Le député non-inscrit Tahirou Sarr a déposé sur la table du président de l’Assemblée nationale une proposition de loi destinée à renforcer la protection du foncier national et à consacrer le principe de souveraineté foncière au Sénégal.
Dans l’exposé des motifs, l’élu met en avant les enjeux démographiques et territoriaux auxquels le pays est confronté. Avec une superficie estimée à près de 197 000 km² pour une population avoisinant les 18 millions d’habitants, appelée à doubler tous les trente ans, la pression sur les terres disponibles devient de plus en plus forte. Selon lui, cette situation impose d’anticiper afin de garantir, à long terme, l’accès à la terre pour l’habitat, l’agriculture et les activités économiques des générations présentes et futures.
Le parlementaire attire également l’attention sur l’ampleur des superficies détenues ou exploitées par des sociétés et investisseurs étrangers dans plusieurs régions du pays. Il cite notamment de vastes concessions agricoles attribuées à des groupes internationaux dans la vallée du fleuve Sénégal, le delta du Saloum, la Casamance ou encore à Tambacounda, ainsi que la présence d’entreprises étrangères exploitant d’importantes surfaces dans les zones de Kolda et de Podor.
D’après les informations rapportées par le quotidien Les Échos, la proposition de loi vise à instaurer un dispositif juridique destiné à encadrer plus strictement l’accès à la propriété foncière et à lutter contre les phénomènes d’appropriation ou de spéculation. La principale mesure envisagée consisterait à réserver la propriété foncière aux seuls citoyens sénégalais, tout en réaménageant le statut des titres actuellement détenus par des non-nationaux, qui pourraient être convertis en droits d’occupation limités et révocables, conformément à la législation en vigueur.
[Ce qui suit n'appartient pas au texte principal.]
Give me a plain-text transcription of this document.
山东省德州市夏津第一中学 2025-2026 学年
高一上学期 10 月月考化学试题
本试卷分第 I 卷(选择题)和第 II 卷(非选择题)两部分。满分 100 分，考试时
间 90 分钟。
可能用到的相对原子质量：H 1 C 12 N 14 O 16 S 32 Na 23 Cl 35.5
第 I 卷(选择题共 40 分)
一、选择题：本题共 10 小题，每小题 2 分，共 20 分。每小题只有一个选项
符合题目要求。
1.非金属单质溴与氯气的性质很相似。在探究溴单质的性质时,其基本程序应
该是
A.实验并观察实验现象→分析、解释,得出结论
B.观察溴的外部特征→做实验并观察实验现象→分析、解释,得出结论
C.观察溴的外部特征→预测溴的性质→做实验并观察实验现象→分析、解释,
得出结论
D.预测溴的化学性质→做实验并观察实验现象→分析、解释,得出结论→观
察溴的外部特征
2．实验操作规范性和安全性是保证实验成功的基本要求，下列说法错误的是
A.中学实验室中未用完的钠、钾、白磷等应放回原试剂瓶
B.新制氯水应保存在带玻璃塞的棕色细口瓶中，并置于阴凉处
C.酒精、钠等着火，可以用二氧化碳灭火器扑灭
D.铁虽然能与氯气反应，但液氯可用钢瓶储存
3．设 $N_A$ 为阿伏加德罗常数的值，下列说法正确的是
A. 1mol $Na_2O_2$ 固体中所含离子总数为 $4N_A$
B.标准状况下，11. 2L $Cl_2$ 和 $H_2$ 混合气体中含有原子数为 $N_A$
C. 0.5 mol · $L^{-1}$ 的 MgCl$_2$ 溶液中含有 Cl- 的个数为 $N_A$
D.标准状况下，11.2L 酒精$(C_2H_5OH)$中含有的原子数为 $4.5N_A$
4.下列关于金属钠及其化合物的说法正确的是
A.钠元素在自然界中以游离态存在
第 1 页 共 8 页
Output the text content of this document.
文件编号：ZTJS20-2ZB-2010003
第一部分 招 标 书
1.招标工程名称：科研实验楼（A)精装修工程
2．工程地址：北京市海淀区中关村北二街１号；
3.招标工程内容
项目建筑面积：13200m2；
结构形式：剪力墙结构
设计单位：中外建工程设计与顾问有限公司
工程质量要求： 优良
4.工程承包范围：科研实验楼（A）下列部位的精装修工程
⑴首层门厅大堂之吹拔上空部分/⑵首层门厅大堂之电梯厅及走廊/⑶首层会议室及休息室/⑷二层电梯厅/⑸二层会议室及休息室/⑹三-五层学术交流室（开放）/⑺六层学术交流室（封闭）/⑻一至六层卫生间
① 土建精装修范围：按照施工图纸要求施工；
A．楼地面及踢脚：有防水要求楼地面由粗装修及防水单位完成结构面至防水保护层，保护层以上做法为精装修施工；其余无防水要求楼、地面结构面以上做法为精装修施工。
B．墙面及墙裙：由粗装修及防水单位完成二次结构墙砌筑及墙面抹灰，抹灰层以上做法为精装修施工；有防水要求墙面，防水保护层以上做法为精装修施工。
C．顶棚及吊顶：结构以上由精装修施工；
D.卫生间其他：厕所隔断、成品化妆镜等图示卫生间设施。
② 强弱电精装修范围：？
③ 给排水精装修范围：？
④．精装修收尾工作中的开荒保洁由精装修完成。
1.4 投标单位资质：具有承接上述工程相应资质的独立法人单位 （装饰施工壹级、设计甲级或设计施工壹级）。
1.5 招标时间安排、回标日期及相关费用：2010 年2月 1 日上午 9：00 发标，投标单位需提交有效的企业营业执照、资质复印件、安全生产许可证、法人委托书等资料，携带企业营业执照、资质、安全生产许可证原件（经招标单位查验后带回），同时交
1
Le texte évoque par ailleurs la situation observée dans certaines zones de la périphérie dakaroise, notamment à Tivaouane Peulh et Ndiakhirate, où de vastes parcelles auraient été acquises par des communautés étrangères pour y développer des ensembles résidentiels fermés. Une évolution que le député juge préoccupante, estimant qu’elle contribue à restreindre l’accès des nationaux à des espaces stratégiques situés à proximité de la capitale.
À travers cette initiative, Tahirou Sarr appelle à une réaffirmation claire du principe selon lequel la terre constitue un patrimoine collectif relevant de l’intérêt général et devant, à ce titre, faire l’objet d’une protection renforcée par la loi.